2 Thiopurine
methyltransferase (TPMT) level was normal (53 nmol/g, range 35-79). Subsequently she started azathioprine (AZA) 75 mg daily (1 mg/kg). Her ALT and IgG normalized 6 weeks later. Following prednisolone reduction to 10 mg, her ALT increased to 147 IU/L despite AZA compliance. Forty milligrams prednisolone was reinstituted. On tapering to 10 mg she developed persistently fluctuating ALT (40-80 IU/L) despite increased AZA to 150 mg (2 mg/kg). A rise of ALT to 133 IU/L required 40 mg prednisolone again. Repeat liver biopsy revealed steatosis but much reduced interface hepatitis. Thiopurine metabolite levels (Lennard method) revealed a 6-thioguanine (6-TGN-the active moiety) level of 100 pmol/8 × 108 red blood cells (RBC) (normal range 250-450) and a 6-methyl mercaptopurine (6-MMP) level of 5800 pmol/8 × 108 RBC, consistent with hypermethylation selleck chemicals llc and preferential shunting to 6-MMP. Allopurinol 100 mg once daily was added and her AZA dose reduced by 75%. Subsequently, her ALT normalized within 4 weeks (Fig. 1).
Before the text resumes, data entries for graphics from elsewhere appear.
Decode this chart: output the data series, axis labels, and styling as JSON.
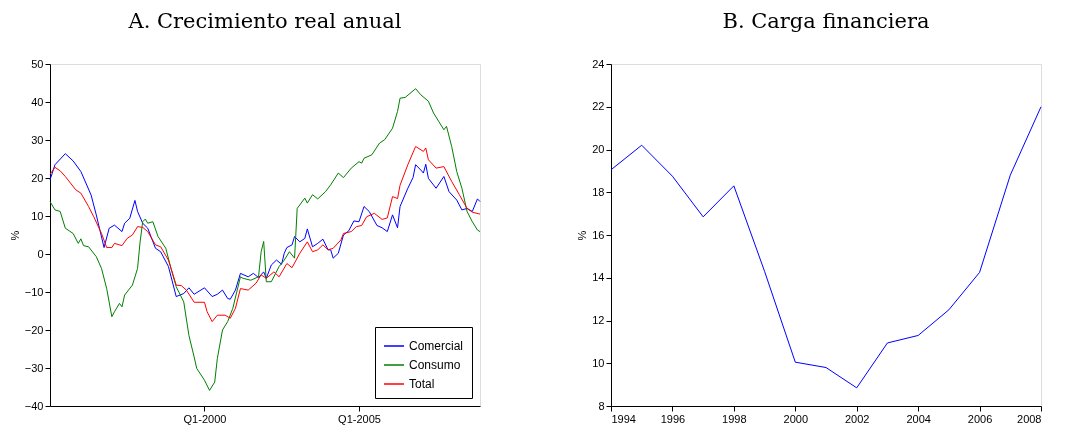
{
  "chart_data": [
    {
      "type": "line",
      "title": "A. Crecimiento real anual",
      "ylabel": "%",
      "xlim": [
        "1995-01",
        "2008-12"
      ],
      "xticks": [
        {
          "value": "2000-01",
          "label": "Q1-2000"
        },
        {
          "value": "2005-01",
          "label": "Q1-2005"
        }
      ],
      "ylim": [
        -40,
        50
      ],
      "yticks": [
        -40,
        -30,
        -20,
        -10,
        0,
        10,
        20,
        30,
        40,
        50
      ],
      "grid": false,
      "legend": "bottom right",
      "line_style": "solid",
      "marker": "none",
      "series": [
        {
          "name": "Comercial",
          "color": "#0000ff",
          "x": [
            "1995-01",
            "1995-03",
            "1995-07",
            "1995-10",
            "1996-01",
            "1996-05",
            "1996-07",
            "1996-10",
            "1996-12",
            "1997-02",
            "1997-05",
            "1997-06",
            "1997-08",
            "1997-10",
            "1997-11",
            "1998-01",
            "1998-03",
            "1998-06",
            "1998-08",
            "1998-11",
            "1999-02",
            "1999-05",
            "1999-07",
            "1999-09",
            "2000-01",
            "2000-04",
            "2000-06",
            "2000-08",
            "2000-10",
            "2000-11",
            "2001-01",
            "2001-03",
            "2001-06",
            "2001-08",
            "2001-10",
            "2001-12",
            "2002-01",
            "2002-03",
            "2002-05",
            "2002-07",
            "2002-08",
            "2002-09",
            "2002-11",
            "2002-12",
            "2003-02",
            "2003-04",
            "2003-05",
            "2003-07",
            "2003-09",
            "2003-11",
            "2004-01",
            "2004-02",
            "2004-03",
            "2004-05",
            "2004-07",
            "2004-09",
            "2004-11",
            "2005-01",
            "2005-03",
            "2005-05",
            "2005-08",
            "2005-10",
            "2005-12",
            "2006-02",
            "2006-04",
            "2006-05",
            "2006-08",
            "2006-10",
            "2006-11",
            "2007-01",
            "2007-02",
            "2007-03",
            "2007-04",
            "2007-07",
            "2007-10",
            "2007-12",
            "2008-03",
            "2008-05",
            "2008-07",
            "2008-09",
            "2008-11",
            "2008-12"
          ],
          "values": [
            19.5,
            23.5,
            26.4,
            24.5,
            21.7,
            15.5,
            10.3,
            1.7,
            6.8,
            7.6,
            5.9,
            8.1,
            9.4,
            14.1,
            11.2,
            8.1,
            6.8,
            1.5,
            0.6,
            -3.3,
            -11.2,
            -10.4,
            -8.9,
            -10.6,
            -8.9,
            -11.2,
            -10.6,
            -9.5,
            -11.7,
            -11.9,
            -9.5,
            -5.1,
            -6.0,
            -5.1,
            -6.2,
            -4.7,
            -6.4,
            -2.9,
            -1.6,
            -2.7,
            0.2,
            1.7,
            2.4,
            4.6,
            3.2,
            4.1,
            6.6,
            1.9,
            2.8,
            3.9,
            1.1,
            1.1,
            -1.1,
            0.2,
            5.0,
            6.1,
            8.7,
            8.5,
            12.5,
            11.2,
            7.5,
            6.9,
            5.9,
            10.3,
            6.9,
            12.5,
            17.3,
            20.1,
            23.5,
            22.1,
            21.3,
            23.6,
            19.9,
            17.3,
            20.4,
            16.4,
            14.2,
            11.6,
            12.0,
            11.2,
            14.5,
            13.8
          ]
        },
        {
          "name": "Consumo",
          "color": "#008000",
          "x": [
            "1995-01",
            "1995-03",
            "1995-05",
            "1995-07",
            "1995-10",
            "1995-12",
            "1996-01",
            "1996-02",
            "1996-04",
            "1996-07",
            "1996-09",
            "1996-11",
            "1997-01",
            "1997-02",
            "1997-04",
            "1997-05",
            "1997-06",
            "1997-09",
            "1997-11",
            "1997-12",
            "1998-01",
            "1998-02",
            "1998-03",
            "1998-05",
            "1998-07",
            "1998-10",
            "1998-12",
            "1999-02",
            "1999-05",
            "1999-07",
            "1999-09",
            "1999-10",
            "2000-01",
            "2000-03",
            "2000-05",
            "2000-06",
            "2000-08",
            "2000-10",
            "2000-12",
            "2001-03",
            "2001-04",
            "2001-07",
            "2001-10",
            "2001-11",
            "2001-12",
            "2002-01",
            "2002-03",
            "2002-06",
            "2002-08",
            "2002-10",
            "2002-12",
            "2003-01",
            "2003-04",
            "2003-05",
            "2003-07",
            "2003-09",
            "2003-12",
            "2004-02",
            "2004-05",
            "2004-07",
            "2004-10",
            "2005-01",
            "2005-02",
            "2005-03",
            "2005-06",
            "2005-09",
            "2005-11",
            "2006-02",
            "2006-04",
            "2006-05",
            "2006-07",
            "2006-11",
            "2007-01",
            "2007-04",
            "2007-06",
            "2007-08",
            "2007-10",
            "2007-11",
            "2008-01",
            "2008-03",
            "2008-05",
            "2008-07",
            "2008-09",
            "2008-11",
            "2008-12"
          ],
          "values": [
            13.8,
            11.6,
            11.2,
            6.8,
            5.4,
            2.8,
            4.0,
            2.2,
            1.9,
            -0.7,
            -3.8,
            -9.1,
            -16.5,
            -15.2,
            -13.0,
            -13.9,
            -10.8,
            -8.2,
            -3.8,
            3.2,
            8.5,
            9.2,
            8.1,
            8.5,
            4.6,
            1.5,
            -3.8,
            -8.6,
            -12.6,
            -21.4,
            -27.1,
            -30.1,
            -33.2,
            -35.9,
            -33.7,
            -27.5,
            -20.0,
            -17.8,
            -14.3,
            -6.0,
            -6.4,
            -6.9,
            -6.0,
            0.6,
            3.3,
            -7.3,
            -7.3,
            -3.3,
            -1.6,
            0.6,
            -1.1,
            12.0,
            14.7,
            13.4,
            15.6,
            14.5,
            16.4,
            18.2,
            21.3,
            20.1,
            22.6,
            24.3,
            23.9,
            25.2,
            26.1,
            29.2,
            30.1,
            33.1,
            37.5,
            41.0,
            41.2,
            43.5,
            41.9,
            40.2,
            37.1,
            34.9,
            32.7,
            33.6,
            28.3,
            21.7,
            17.3,
            11.2,
            8.5,
            6.3,
            5.9
          ]
        },
        {
          "name": "Total",
          "color": "#ff0000",
          "x": [
            "1995-01",
            "1995-03",
            "1995-05",
            "1995-07",
            "1995-11",
            "1996-01",
            "1996-04",
            "1996-06",
            "1996-09",
            "1996-11",
            "1997-01",
            "1997-02",
            "1997-05",
            "1997-07",
            "1997-09",
            "1997-11",
            "1998-01",
            "1998-03",
            "1998-06",
            "1998-08",
            "1998-11",
            "1999-02",
            "1999-04",
            "1999-06",
            "1999-09",
            "2000-01",
            "2000-02",
            "2000-04",
            "2000-06",
            "2000-09",
            "2000-11",
            "2001-01",
            "2001-03",
            "2001-06",
            "2001-09",
            "2001-11",
            "2002-01",
            "2002-04",
            "2002-06",
            "2002-09",
            "2002-11",
            "2003-02",
            "2003-05",
            "2003-07",
            "2003-09",
            "2003-11",
            "2004-01",
            "2004-03",
            "2004-06",
            "2004-07",
            "2004-10",
            "2004-12",
            "2005-02",
            "2005-04",
            "2005-07",
            "2005-10",
            "2005-12",
            "2006-02",
            "2006-04",
            "2006-05",
            "2006-08",
            "2006-11",
            "2007-02",
            "2007-03",
            "2007-04",
            "2007-07",
            "2007-10",
            "2008-01",
            "2008-04",
            "2008-07",
            "2008-09",
            "2008-12"
          ],
          "values": [
            21.0,
            22.8,
            21.9,
            20.4,
            16.9,
            16.0,
            12.5,
            9.8,
            5.4,
            1.7,
            1.7,
            2.8,
            2.2,
            4.1,
            5.0,
            7.2,
            7.0,
            5.9,
            2.4,
            1.9,
            -1.6,
            -8.2,
            -8.3,
            -9.5,
            -12.7,
            -12.7,
            -15.2,
            -17.8,
            -16.1,
            -16.1,
            -16.9,
            -14.3,
            -9.1,
            -9.5,
            -7.7,
            -5.5,
            -6.4,
            -4.7,
            -6.0,
            -2.5,
            -3.6,
            0.2,
            3.2,
            0.6,
            1.1,
            2.4,
            1.1,
            1.5,
            3.7,
            5.4,
            5.9,
            7.2,
            7.5,
            9.8,
            10.7,
            9.1,
            9.5,
            15.1,
            14.6,
            18.1,
            23.5,
            28.3,
            27.0,
            27.9,
            24.8,
            22.6,
            23.0,
            19.1,
            15.6,
            12.0,
            11.0,
            10.5
          ]
        }
      ]
    },
    {
      "type": "line",
      "title": "B. Carga financiera",
      "ylabel": "%",
      "xlim": [
        1994,
        2008
      ],
      "xticks": [
        1994,
        1996,
        1998,
        2000,
        2002,
        2004,
        2006,
        2008
      ],
      "ylim": [
        8,
        24
      ],
      "yticks": [
        8,
        10,
        12,
        14,
        16,
        18,
        20,
        22,
        24
      ],
      "grid": false,
      "legend": false,
      "line_style": "solid",
      "marker": "none",
      "series": [
        {
          "color": "#0000ff",
          "x": [
            1994,
            1995,
            1996,
            1997,
            1998,
            1999,
            2000,
            2001,
            2002,
            2003,
            2004,
            2005,
            2006,
            2007,
            2008
          ],
          "values": [
            19.05,
            20.2,
            18.75,
            16.85,
            18.3,
            14.3,
            10.05,
            9.8,
            8.85,
            10.95,
            11.3,
            12.5,
            14.25,
            18.8,
            22.0
          ]
        }
      ]
    }
  ]
}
This combination corrected her metabolite levels (6-TGN 202 pmol/8 × 108 RBC and 6-MMP 196 pmol/8 × 108 RBC). Prednisolone was withdrawn after 3 months; her ALT remains 10-15 IU/L 12 months later. AZA is essential in managing AIH, often obviating the need for long-term prednisolone. Between 3%-13% of inflammatory bowel disease (IBD) and AIH patients will develop AZA-induced
hepatotoxicity,3-5 which may be difficult to distinguish from AIH nonresponse or relapse without liver check details biopsy. In this setting, measuring thiopurine metabolites can provide diagnostic guidance. The finding of increased 6-MMP >5700 pmol/8 × 108 RBC with low or normal 6-TGN (“shunting”) is associated with hepatotoxicity and other side effects including nausea, anorexia, and influenza-like symptoms in IBD patients.5 Our patient’s persistently elevated ALT was consistent with AZA-induced hepatotoxicity (raised ALT secondary to high 6-MMP.) Repeat liver biopsy revealed prednisolone-induced
上海皓元医药股份有限公司 steatosis with only mildly active AIH. High 6-MMP levels do not always cause hepatotoxicity, however. Allopurinol acts through inhibition of xanthine oxidase, producing preferential AZA breakdown by the TPMT enzymatic pathway resulting in higher 6-TGN and lower 6-MMP (Fig. 2), although the exact mechanism is not fully understood. The combination requires AZA dose reduction to prevent excess 6-TGN production. This is the first reported adult case of allopurinol co-therapy in AIH for the management of AZA-induced hepatotoxicity. This strategy allowed our patient to discontinue prednisolone and avoid alternative immunosuppression. A study into the utility of measuring thiopurine metabolites identified AZA-induced hepatotoxicity, although the investigators found no role for measuring levels to monitor treatment response.